By stepping up the greening of the EU tourism ecosystem, industry and destinations would not only contribute to CO2 reduction and a better-protected environment but would also benefit from reduced costs and reinforced competitiveness. Responsible tourists would benefit from an improved travel experience while contributing to the well-being of host communities.
EU support to reduce the environmental footprint of tourism
The EU has been supporting and promoting greener tourism for years. Here are some examples of how the EU is facilitating the process.
Promoting sustainable and smart mobility, in line with sustainable and smart mobility strategy and action plan.
Encouraging SMEs to adopt green practices and improve circularity through the uptake of the EU Ecolabel for tourist accommodations and the EU eco-management and audit scheme (EMAS). Also by supporting energy efficiency and renewable energy use, sustainable use of natural resources (water, land), and reducing waste generation (including food waste and single-use plastics).

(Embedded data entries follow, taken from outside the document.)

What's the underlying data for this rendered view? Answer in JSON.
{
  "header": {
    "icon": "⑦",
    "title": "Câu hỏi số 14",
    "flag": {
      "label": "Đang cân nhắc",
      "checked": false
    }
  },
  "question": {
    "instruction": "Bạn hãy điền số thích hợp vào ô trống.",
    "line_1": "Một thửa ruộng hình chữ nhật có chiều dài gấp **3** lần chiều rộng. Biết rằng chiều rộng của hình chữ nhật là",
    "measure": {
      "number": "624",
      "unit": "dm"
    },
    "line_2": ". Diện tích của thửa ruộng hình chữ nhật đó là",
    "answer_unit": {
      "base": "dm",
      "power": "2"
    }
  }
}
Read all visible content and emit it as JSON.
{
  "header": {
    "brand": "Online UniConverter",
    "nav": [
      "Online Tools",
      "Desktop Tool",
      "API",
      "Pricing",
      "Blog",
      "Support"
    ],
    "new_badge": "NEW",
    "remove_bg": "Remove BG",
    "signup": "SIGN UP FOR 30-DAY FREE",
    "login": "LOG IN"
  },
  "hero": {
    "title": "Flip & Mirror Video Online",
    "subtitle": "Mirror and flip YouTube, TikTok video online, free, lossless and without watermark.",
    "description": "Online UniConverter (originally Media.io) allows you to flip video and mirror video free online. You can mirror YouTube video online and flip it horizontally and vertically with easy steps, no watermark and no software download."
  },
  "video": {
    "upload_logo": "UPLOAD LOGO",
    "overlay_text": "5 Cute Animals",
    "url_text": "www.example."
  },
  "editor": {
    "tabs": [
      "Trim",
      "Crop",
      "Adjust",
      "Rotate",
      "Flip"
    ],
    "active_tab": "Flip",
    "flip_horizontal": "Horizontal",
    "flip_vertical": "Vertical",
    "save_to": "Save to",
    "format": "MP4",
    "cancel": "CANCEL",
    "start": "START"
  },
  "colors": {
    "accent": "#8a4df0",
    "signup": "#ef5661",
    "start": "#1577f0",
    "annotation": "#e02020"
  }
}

Encouraging the tourism ecosystem to contribute to the objectives of the EU biodiversity strategy, as tourism relies on a healthy ecosystem and its rich resources (for example, ecotourism has close links to the protected areas, such as Natura 2000 or marine protected areas).
Measuring environmental footprint by including sustainability data and indicators on tourism statistics (tourism satellite accounts, the Tourism Dashboard, the upcoming revision of the statistics regulation), sharing best practices on sustainability schemes and measurement tools.
Facilitating data sharing and smart use of data to improve sustainable tourism destination management and to apply innovative digital solutions.
Encouraging tourism businesses and destinations to take part in climate adaptation actions at all levels, in line with the new EU strategy on adaptation to climate change, and supporting them with research.
Supporting skills and building the capacity of tourism businesses and destinations to enable them to implement green practices (e.g. Pact for Skills in tourism).
Raising awareness about the advantages of green transition for tourism businesses through the promotion of sustainable destinations and dissemination of best practices in greening tourism. Travel sentiment towards sustainable choices is followed up by the Commission and can be found via EU Eurobarometer.